In SR OS route flap damping is configurable; by default, it is disabled. It can be enabled on EBGP and confed-EBGP sessions by including the damping command in their group or neighbor configuration. The damping command has no effect on IBGP sessions. When a route of any type (any AFI/SAFI) is received on a non-IBGP session that has damping enabled.
If the route changes from reachable to unreachable because of a withdrawal by the peer then damping history is created for the route (if it does not already exist) and in that history the Figure of Merit (FOM), an accumulated penalty value, is incremented by 1024.
If a reachable route is updated by the peer with new path attribute values then the FOM is incremented by 1024.
In SR OS the FOM has a hard upper limit of 21540 (not configurable).
The FOM value is decayed exponentially as described in RFC 2439. The half-life of the decay is 15 minutes by default, however a BGP import policy can be used to apply a non-default damping profile to the route, and the half-life in the non-default damping profile can have any value between 1 and 45 minutes.
The FOM value at the last time of update can be displayed using the show router bgp damping detail command. The time of last update can be up to 640 seconds ago; SR OS does not calculate the current FOM every time the show command is entered.

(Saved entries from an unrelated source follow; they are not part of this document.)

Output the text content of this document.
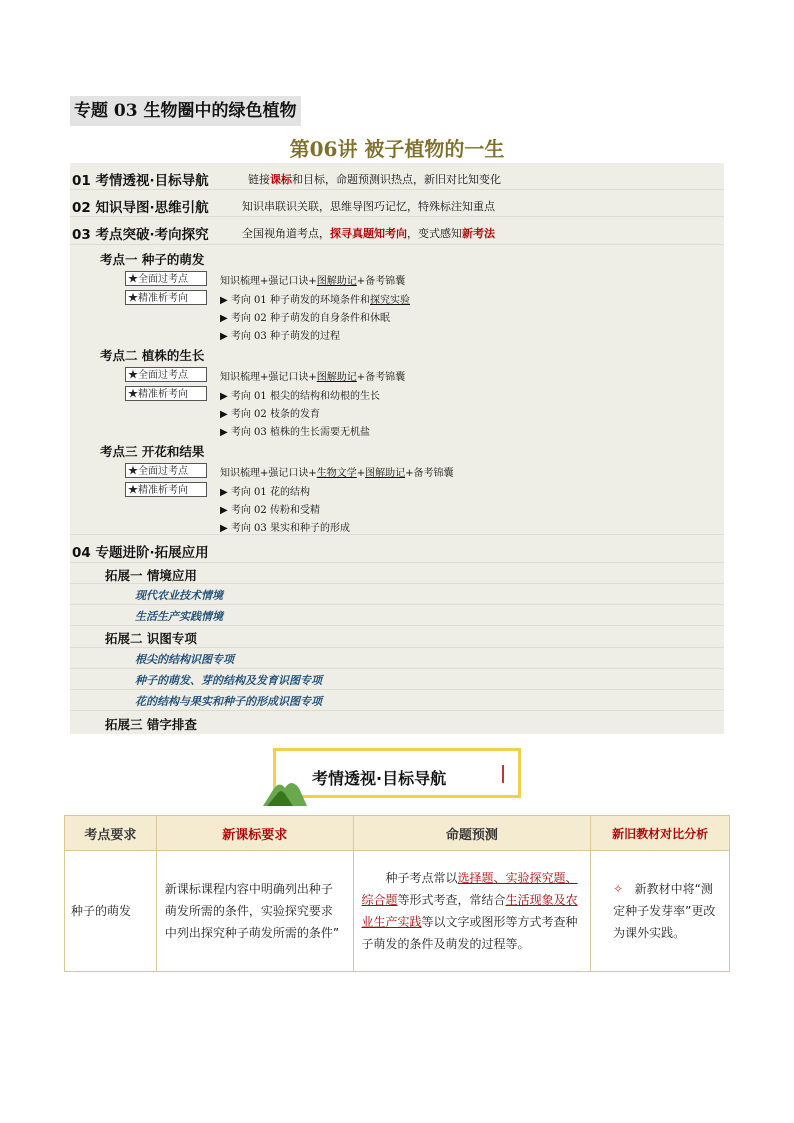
专题 03 生物圈中的绿色植物
第06讲 被子植物的一生
01 考情透视·目标导航	链接课标和目标，命题预测识热点，新旧对比知变化
02 知识导图·思维引航	知识串联识关联，思维导图巧记忆，特殊标注知重点
03 考点突破·考向探究	全国视角道考点，探寻真题知考向，变式感知新考法
考点一 种子的萌发
★全面过考点
★精准析考向
知识梳理+强记口诀+图解助记+备考锦囊
▶ 考向 01 种子萌发的环境条件和探究实验
▶ 考向 02 种子萌发的自身条件和休眠
▶ 考向 03 种子萌发的过程
考点二 植株的生长
★全面过考点
★精准析考向
知识梳理+强记口诀+图解助记+备考锦囊
▶ 考向 01 根尖的结构和幼根的生长
▶ 考向 02 枝条的发育
▶ 考向 03 植株的生长需要无机盐
考点三 开花和结果
★全面过考点
★精准析考向
知识梳理+强记口诀+生物文学+图解助记+备考锦囊
▶ 考向 01 花的结构
▶ 考向 02 传粉和受精
▶ 考向 03 果实和种子的形成
04 专题进阶·拓展应用
拓展一 情境应用
现代农业技术情境
生活生产实践情境
拓展二 识图专项
根尖的结构识图专项
种子的萌发、芽的结构及发育识图专项
花的结构与果实和种子的形成识图专项
拓展三 错字排查
考情透视·目标导航
考点要求	新课标要求	命题预测	新旧教材对比分析
种子的萌发	新课标课程内容中明确列出种子萌发所需的条件，实验探究要求中列出探究种子萌发所需的条件”	种子考点常以选择题、实验探究题、综合题等形式考查，常结合生活现象及农业生产实践等以文字或图形等方式考查种子萌发的条件及萌发的过程等。	✧ 新教材中将“测定种子发芽率”更改为课外实践。
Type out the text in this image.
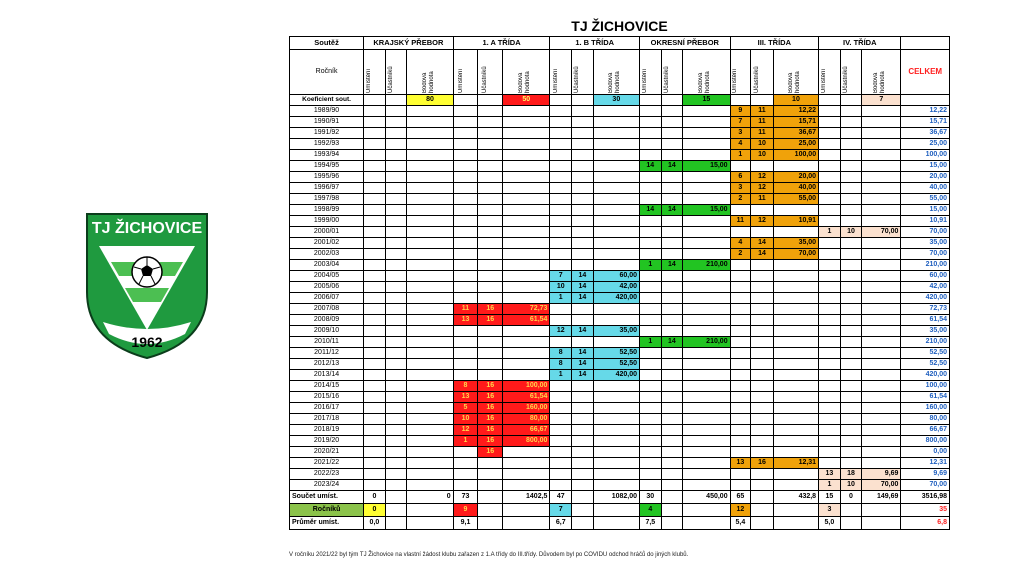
TJ ŽICHOVICE
1962
TJ ŽICHOVICE
Soutěž	KRAJSKÝ PŘEBOR			1. A TŘÍDA			1. B TŘÍDA			OKRESNÍ PŘEBOR			III. TŘÍDA			IV. TŘÍDA			
Ročník	Umístění	Účastníků	Bodová hodnota	Umístění	Účastníků	Bodová hodnota	Umístění	Účastníků	Bodová hodnota	Umístění	Účastníků	Bodová hodnota	Umístění	Účastníků	Bodová hodnota	Umístění	Účastníků	Bodová hodnota	CELKEM
Koeficient sout.			80			50			30			15			10			7	
1989/90													9	11	12,22				12,22
1990/91													7	11	15,71				15,71
1991/92													3	11	36,67				36,67
1992/93													4	10	25,00				25,00
1993/94													1	10	100,00				100,00
1994/95										14	14	15,00							15,00
1995/96													6	12	20,00				20,00
1996/97													3	12	40,00				40,00
1997/98													2	11	55,00				55,00
1998/99										14	14	15,00							15,00
1999/00													11	12	10,91				10,91
2000/01																1	10	70,00	70,00
2001/02													4	14	35,00				35,00
2002/03													2	14	70,00				70,00
2003/04										1	14	210,00							210,00
2004/05							7	14	60,00										60,00
2005/06							10	14	42,00										42,00
2006/07							1	14	420,00										420,00
2007/08				11	16	72,73													72,73
2008/09				13	16	61,54													61,54
2009/10							12	14	35,00										35,00
2010/11										1	14	210,00							210,00
2011/12							8	14	52,50										52,50
2012/13							8	14	52,50										52,50
2013/14							1	14	420,00										420,00
2014/15				8	16	100,00													100,00
2015/16				13	16	61,54													61,54
2016/17				5	16	160,00													160,00
2017/18				10	16	80,00													80,00
2018/19				12	16	66,67													66,67
2019/20				1	16	800,00													800,00
2020/21					16														0,00
2021/22													13	16	12,31				12,31
2022/23																13	18	9,69	9,69
2023/24																1	10	70,00	70,00
Součet umíst.	0		0	73		1402,5	47		1082,00	30		450,00	65		432,8	15	0	149,69	3516,98
Ročníků	0			9			7			4			12			3			35
Průměr umíst.	0,0			9,1			6,7			7,5			5,4			5,0			6,8
V ročníku 2021/22 byl tým TJ Žichovice na vlastní žádost klubu zařazen z 1.A třídy do III.třídy. Důvodem byl po COVIDU odchod hráčů do jiných klubů.
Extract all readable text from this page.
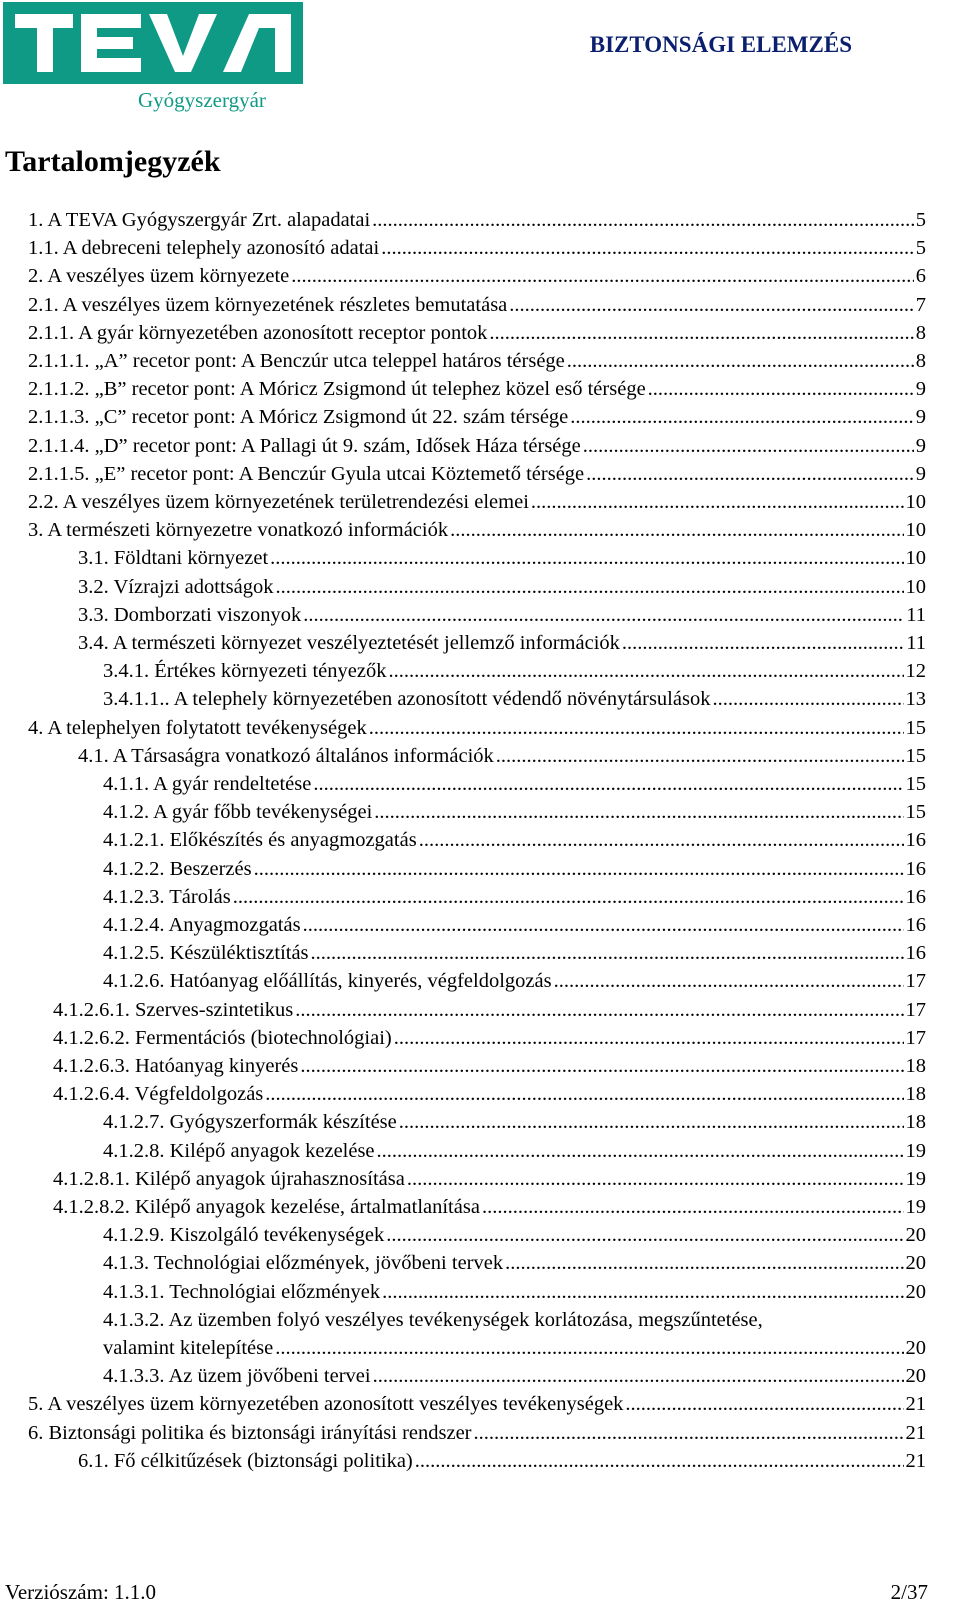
Gyógyszergyár
BIZTONSÁGI ELEMZÉS
Tartalomjegyzék
1. A TEVA Gyógyszergyár Zrt. alapadatai .....	5
1.1. A debreceni telephely azonosító adatai .....	5
2. A veszélyes üzem környezete .....	6
2.1. A veszélyes üzem környezetének részletes bemutatása .....	7
2.1.1. A gyár környezetében azonosított receptor pontok .....	8
2.1.1.1. „A” recetor pont: A Benczúr utca teleppel határos térsége .....	8
2.1.1.2. „B” recetor pont: A Móricz Zsigmond út telephez közel eső térsége .....	9
2.1.1.3. „C” recetor pont: A Móricz Zsigmond út 22. szám térsége .....	9
2.1.1.4. „D” recetor pont: A Pallagi út 9. szám, Idősek Háza térsége .....	9
2.1.1.5. „E” recetor pont: A Benczúr Gyula utcai Köztemető térsége .....	9
2.2. A veszélyes üzem környezetének területrendezési elemei .....	10
3. A természeti környezetre vonatkozó információk .....	10
3.1. Földtani környezet .....	10
3.2. Vízrajzi adottságok .....	10
3.3. Domborzati viszonyok .....	11
3.4. A természeti környezet veszélyeztetését jellemző információk .....	11
3.4.1. Értékes környezeti tényezők .....	12
3.4.1.1.. A telephely környezetében azonosított védendő növénytársulások .....	13
4. A telephelyen folytatott tevékenységek .....	15
4.1. A Társaságra vonatkozó általános információk .....	15
4.1.1. A gyár rendeltetése .....	15
4.1.2. A gyár főbb tevékenységei .....	15
4.1.2.1. Előkészítés és anyagmozgatás .....	16
4.1.2.2. Beszerzés .....	16
4.1.2.3. Tárolás .....	16
4.1.2.4. Anyagmozgatás .....	16
4.1.2.5. Készüléktisztítás .....	16
4.1.2.6. Hatóanyag előállítás, kinyerés, végfeldolgozás .....	17
4.1.2.6.1. Szerves-szintetikus .....	17
4.1.2.6.2. Fermentációs (biotechnológiai) .....	17
4.1.2.6.3. Hatóanyag kinyerés .....	18
4.1.2.6.4. Végfeldolgozás .....	18
4.1.2.7. Gyógyszerformák készítése .....	18
4.1.2.8. Kilépő anyagok kezelése .....	19
4.1.2.8.1. Kilépő anyagok újrahasznosítása .....	19
4.1.2.8.2. Kilépő anyagok kezelése, ártalmatlanítása .....	19
4.1.2.9. Kiszolgáló tevékenységek .....	20
4.1.3. Technológiai előzmények, jövőbeni tervek .....	20
4.1.3.1. Technológiai előzmények .....	20
4.1.3.2. Az üzemben folyó veszélyes tevékenységek korlátozása, megszűntetése,
valamint kitelepítése .....	20
4.1.3.3. Az üzem jövőbeni tervei .....	20
5. A veszélyes üzem környezetében azonosított veszélyes tevékenységek .....	21
6. Biztonsági politika és biztonsági irányítási rendszer .....	21
6.1. Fő célkitűzések (biztonsági politika) .....	21
Verziószám: 1.1.0	2/37
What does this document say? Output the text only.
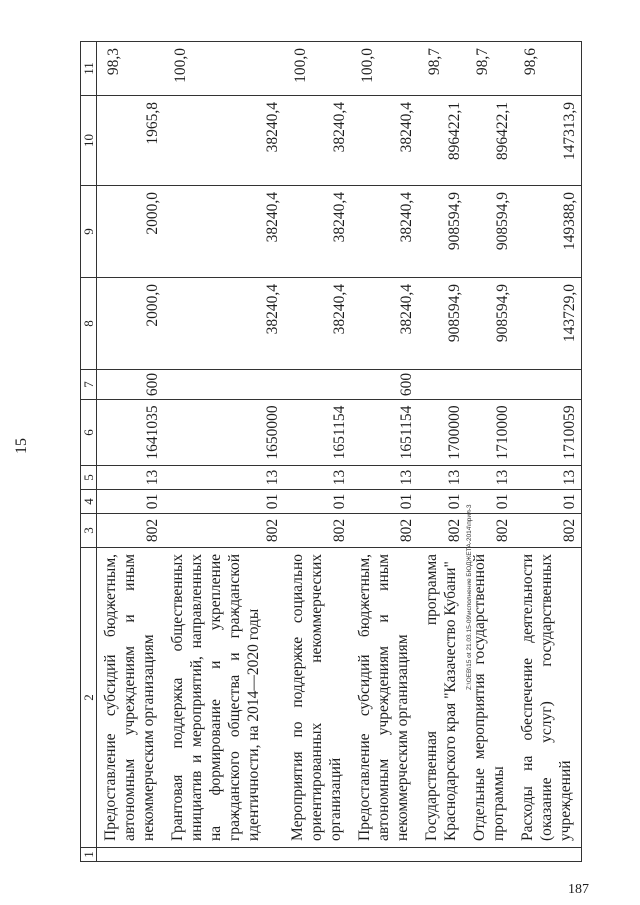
15
1	2	3	4	5	6	7	8	9	10	11
	Предоставление субсидий бюджетным, автономным учреждениям и иным некоммерческим организациям	802	01	13	1641035	600	2000,0	2000,0	1965,8	98,3
	Грантовая поддержка общественных инициатив и мероприятий, направленных на формирование и укрепление гражданского общества и гражданской идентичности, на 2014—2020 годы	802	01	13	1650000		38240,4	38240,4	38240,4	100,0
	Мероприятия по поддержке социально ориентированных некоммерческих организаций	802	01	13	1651154		38240,4	38240,4	38240,4	100,0
	Предоставление субсидий бюджетным, автономным учреждениям и иным некоммерческим организациям	802	01	13	1651154	600	38240,4	38240,4	38240,4	100,0
	Государственная программа Краснодарского края "Казачество Кубани"	802	01	13	1700000		908594,9	908594,9	896422,1	98,7
	Отдельные мероприятия государственной программы	802	01	13	1710000		908594,9	908594,9	896422,1	98,7
	Расходы на обеспечение деятельности (оказание услуг) государственных учреждений	802	01	13	1710059		143729,0	149388,0	147313,9	98,6
Z:\OEB\15 ot 21.03.15-09\исполнение БЮДЖЕТА-2014\прил-3
187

When the FOM reaches the suppress limit, which is 3000 by default, but can be changed to any value between 1 and 20000 in a non-default damping profile, the route is suppressed, meaning it is not used locally and not advertised to peers. The route remains suppressed until either the FOM exponentially decays to a value less than or equal to the reuse threshold or the max-suppress time is reached. By default, the reuse threshold is 750 and the max-suppress time is 60 minutes, but these can be changed in a non-default damping profile: reuse can have a value between 1 and 20000 and max-suppress can have a value between 1 and 720 minutes.